Nonprofits Support Human Trafficking Survivors

North Texas Coalition, New Friends New Life help victims pursue self-sufficiency

Texas ranks second in the U.S. in human trafficking – a statistic Chad Frymire and Bianca Davis often cite.

Frymire, president of the North Texas Coalition Against Human Trafficking, and Davis, CEO of New Friends New Life, are working to support victims in Dallas. 

The coalition was founded 12 years ago as an offset of the North Texas Anti-Trafficking Task Force to focus on non-governmental organizations and nonprofits. 

Frymire joined about 10 years ago and worked with a group to build a board structure.

The North Texas Coalition Against Human Trafficking awarded Byron Fassett with its Champion of Freedom Award last year at the Dallas Police Department headquarters.

“Through that work, we started doing a lot more community outreach and having a lot more targeted events and things like that,” Frymire said. 

Fundraising, often through barbecue competitions, got underway, he continued. “We decided that we needed something to allocate those funds to.”

The volunteer-operated coalition has two funds: an educational scholarship and an emergency fund. The scholarship supports survivors through school, and the emergency fund helps with unexpected financial hardships such as making the rent on time or car troubles.

“Self-sufficiency is so important for survivors,” Frymire said. “We don’t want them to have an opportunity to fall back into the life because of monetary reasons.”

With similar goals, New Friends New Life launched 25 years ago after an exotic dancer went to a church seeking help. The women at the church helped the victim financially and emotionally, so she brought other victims she knew.

New Friends New Life focuses on life restoration with a women’s program, youth resource center, and men and boys department. 

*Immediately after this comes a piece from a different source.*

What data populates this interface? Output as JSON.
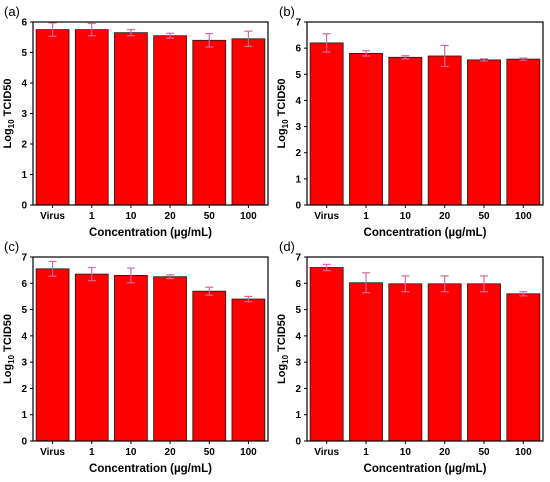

The women’s program serves female survivors through immediate needs such as food and shelter, counseling to work through trauma, and economic empowerment to get them back into the workforce.

“What we see is a lot of women who have come through our doors,” Davis said. “The average age of the women we serve is 32 years old, and by that time, she’s been trafficked through a myriad of ways.”

Its youth resource center targets youth ages 12 to 22, who may or may not be victims of trafficking, to set them on a healthy path and target struggles before it becomes too late.

The third program is for men and boys to engage them to be part of the solution instead of contributing to trafficking.

“This isn’t a victimless crime,” Davis said. “Things that seem to be OK in culture (such as porn and strip clubs), we want to shift that conversation so that we don’t create another generation of boys who grow up to objectify women.”